The DoD is in control of transfer eligibility (since they must certify that the member has served at least 6 years and agreed to serve 4 more years - different mechanisms of confirmation exist for each service).
This website provides general links and explanations concerning the DoD side of the transferability program:
Defense.gov - Special Report - Post 9/11 GI Bill
Under "Transferability Policy" there is a link to a DoD Memorandum outlining the regulations for transferability among the services.
There are some important points for clarification within the DoD memorandum:
DTM 09-003 p.14, Attachment 2, Section 3, Item 'a' states:
a. Eligible Individuals. Any member of the Armed Forces on or after August 1st, 2009, who, at the time of the approval of the individual's request to transfer entitlement to educational assistance under this section, is eligible for the Post 9/11 G.I. Bill, and
(1) [Omitted]
(2) Has at least 10 years of service in the Armed Forces (active duty and/or Selected Reserve) on the date of election, is precluded by either standard policy (Service or DoD) or statute from committing to 4 additional years, and agrees to serve for the maximum amount of time allowed by such policy or statute, or
(3) [Omitted]
This does not apply to the original poster's husband but it does apply (in my opinion) to future forum members.
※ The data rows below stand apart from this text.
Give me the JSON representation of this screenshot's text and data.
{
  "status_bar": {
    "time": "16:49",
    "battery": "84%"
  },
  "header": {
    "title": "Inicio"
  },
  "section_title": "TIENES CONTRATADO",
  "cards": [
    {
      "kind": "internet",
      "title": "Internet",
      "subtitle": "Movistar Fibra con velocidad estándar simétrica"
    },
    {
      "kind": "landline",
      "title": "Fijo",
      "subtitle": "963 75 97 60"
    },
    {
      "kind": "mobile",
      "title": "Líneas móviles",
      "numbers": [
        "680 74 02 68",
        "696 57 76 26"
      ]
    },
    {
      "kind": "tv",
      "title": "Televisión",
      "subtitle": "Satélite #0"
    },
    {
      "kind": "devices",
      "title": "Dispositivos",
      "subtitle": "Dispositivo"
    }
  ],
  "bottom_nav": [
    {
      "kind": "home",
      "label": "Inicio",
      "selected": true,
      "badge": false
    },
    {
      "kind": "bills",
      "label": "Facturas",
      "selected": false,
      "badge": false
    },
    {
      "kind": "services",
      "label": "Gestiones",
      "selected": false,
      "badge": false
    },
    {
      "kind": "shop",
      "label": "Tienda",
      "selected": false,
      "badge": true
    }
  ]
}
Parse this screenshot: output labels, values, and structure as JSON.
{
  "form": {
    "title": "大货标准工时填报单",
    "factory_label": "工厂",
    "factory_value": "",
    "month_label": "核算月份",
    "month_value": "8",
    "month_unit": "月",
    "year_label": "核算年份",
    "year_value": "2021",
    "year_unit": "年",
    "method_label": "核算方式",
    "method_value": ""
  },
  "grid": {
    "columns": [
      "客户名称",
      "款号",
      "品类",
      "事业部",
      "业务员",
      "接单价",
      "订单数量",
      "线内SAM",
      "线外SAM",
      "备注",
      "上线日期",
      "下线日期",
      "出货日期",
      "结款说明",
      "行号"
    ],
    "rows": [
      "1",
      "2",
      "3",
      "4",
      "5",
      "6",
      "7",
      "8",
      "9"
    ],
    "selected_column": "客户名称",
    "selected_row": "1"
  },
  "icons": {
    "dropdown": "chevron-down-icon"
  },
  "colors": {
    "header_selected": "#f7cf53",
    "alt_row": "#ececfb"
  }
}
Any member is who found unfit by the PEB is precluded by both service regulations, DoD regulations, and statute from committing to an additional four years - the member also implicitly agrees to serve the maximum time allowed by such regulation(s)/statute(s) as he awaits his/her medical separation or retirement. So essentially, if you are over 10 years of service and are facing a MEB/PEB you are safe for transferability of your Post 9/11 G.I. Bill benefits (so long as you transfer them before you are retired/separated from active duty).
This is also important - DTM 09-003 p. 18, Attachment 2, Section 3, Item 'h':
h. Additional Administrative Matters.
(1) -(4) Omitted
(5) Failure to Complete Service Agreement
(a) Excepted as provided in paragraph 3.h.(5)(b) of this attachment, if an individual transferring entitlement under this section fails to complete the service agreed to by the individual under paragraph 3.a of this attachment in accordance with the terms of the agreement of the individual under that paragraph, the amount of any transferred entitlement under section 3 that is used by a dependent of the individual as of the date of such failure shall be treated as an overpayment of educational assistance and will be subject to collection by the DVA.
(b) Paragraph 3.h.(5)(a) of this attachment shall not apply in the case of an individual who fails to complete service agreed to by the individual due to:
1. The death of the individual,
2. Discharge or release from active duty or Selected Reserve for a medical condition which pre-existed the service of the individual and was not service- connected,
3. Discharge or release from active duty or Selected Reserve for hardship as determined by the Secretary of the Military Department concerned,
4. Discharge or release from active duty or Selected Reserve for a physical or mental condition, not a disability, that did not result from the individual's own willful misconduct, but did interfere with the performance of duty.
This regulation (as I originally had guessed) omits an EXTREMELY important piece of information - if the individual is released from service due to a service-connected disability, than the benefits are not subject to collection by the DVA. See the following post from the VA official Post 9/11 GI Bill Q&A section:
https://www.gibill2.va.gov/cgi-bin/...Xh0PW1lZGljYWwgZGlzY2hhcmdl&p_li=&p_topview=1
I checked the link and it should work. If not, the post states the following:
Currently, only the Army offers a Transfer of Entitlement program. If the person making the transfer fails to complete the 4 years (or more) of active duty service agreed to for transferability purposes, VA will treat any benefits paid to dependents as an overpayment and will collect the amount of the overpayment from the service member.
Exceptions to this rule apply if:
(1) The person making the transfer dies before completing the service.
(2) The person making the transfer is discharged from active duty under one of the following conditions:
- Service-connected disability;
- Medical condition that preexisted service;
- Hardship; or
- Physical or mental condition not characterized as a disability which interfered with the performance of duty and was not the result of the individual’s misconduct.
NOTE: Early discharge for convenience of the government or reduction in force does not qualify as one of the exceptions. Such a discharge will cause an overpayment of all benefits paid to dependents and result in collection of the overpayment.
For more information see
HERE.
So to reinforce Chinook's answer - I think your husband is safe so long as he transfers the benefits before he gets out! Great question!